Le conseil municipal de Cantley a officiellement enterré le projet Nature 360, mardi soir.
Par une résolution de cinq pages adoptée à l'unanimité, les sept conseillers de la municipalité ont confirmé l'abandon du projet, celui-ci ayant été jugé «incomplet et non conforme».

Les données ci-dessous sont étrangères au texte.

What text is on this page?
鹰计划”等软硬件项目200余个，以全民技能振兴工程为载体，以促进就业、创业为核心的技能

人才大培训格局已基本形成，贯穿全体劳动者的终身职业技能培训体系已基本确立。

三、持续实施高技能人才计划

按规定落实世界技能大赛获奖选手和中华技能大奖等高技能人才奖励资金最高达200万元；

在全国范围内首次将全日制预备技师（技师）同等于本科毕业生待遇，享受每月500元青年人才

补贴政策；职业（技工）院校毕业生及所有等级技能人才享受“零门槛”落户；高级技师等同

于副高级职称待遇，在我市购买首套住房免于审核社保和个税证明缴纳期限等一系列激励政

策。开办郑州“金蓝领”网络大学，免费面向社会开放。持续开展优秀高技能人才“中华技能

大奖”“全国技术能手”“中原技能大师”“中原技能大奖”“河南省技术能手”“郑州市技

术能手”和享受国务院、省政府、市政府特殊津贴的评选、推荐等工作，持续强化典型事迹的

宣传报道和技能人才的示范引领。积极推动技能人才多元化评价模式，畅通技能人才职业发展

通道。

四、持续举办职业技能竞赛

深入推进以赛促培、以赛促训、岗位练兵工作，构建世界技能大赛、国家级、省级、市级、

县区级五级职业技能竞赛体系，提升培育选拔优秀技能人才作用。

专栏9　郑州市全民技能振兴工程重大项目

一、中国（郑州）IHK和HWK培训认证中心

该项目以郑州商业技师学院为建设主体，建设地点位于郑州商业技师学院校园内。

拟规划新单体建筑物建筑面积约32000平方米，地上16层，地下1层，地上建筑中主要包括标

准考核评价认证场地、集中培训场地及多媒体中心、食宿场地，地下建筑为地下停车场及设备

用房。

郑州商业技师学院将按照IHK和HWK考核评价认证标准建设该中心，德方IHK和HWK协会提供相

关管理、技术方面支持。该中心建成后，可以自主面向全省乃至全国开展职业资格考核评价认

La municipalité refuse également d'étudier toute proposition future de modification ou de bonification de ce dossier.
Le vice-président de Nature 360, Martin Baril, n'a pas voulu commenter la situation, mardi.
Il n'a cependant jamais caché son intention de poursuivre la municipalité de Cantley si son projet était rejeté.
S'appuyant sur des avis juridiques, la mairesse, Nathalie Bélisle, estime que les frais oscilleraient autour de 10 000 $ si la municipalité était appelée à se défendre.
«Il faut savoir qu'on serait beaucoup plus exposé à une poursuite juridique si on avait accepté le projet. Ce qu'on cherche à faire, c'est de suivre le cadre légal et faire respecter nos règlements. S'il y aura des poursuites juridiques des promoteurs, je ne le sais pas. On se base sur des avis techniques et juridiques. Ce qu'on fait, c'est tout simplement être responsable dans l'application des règlements».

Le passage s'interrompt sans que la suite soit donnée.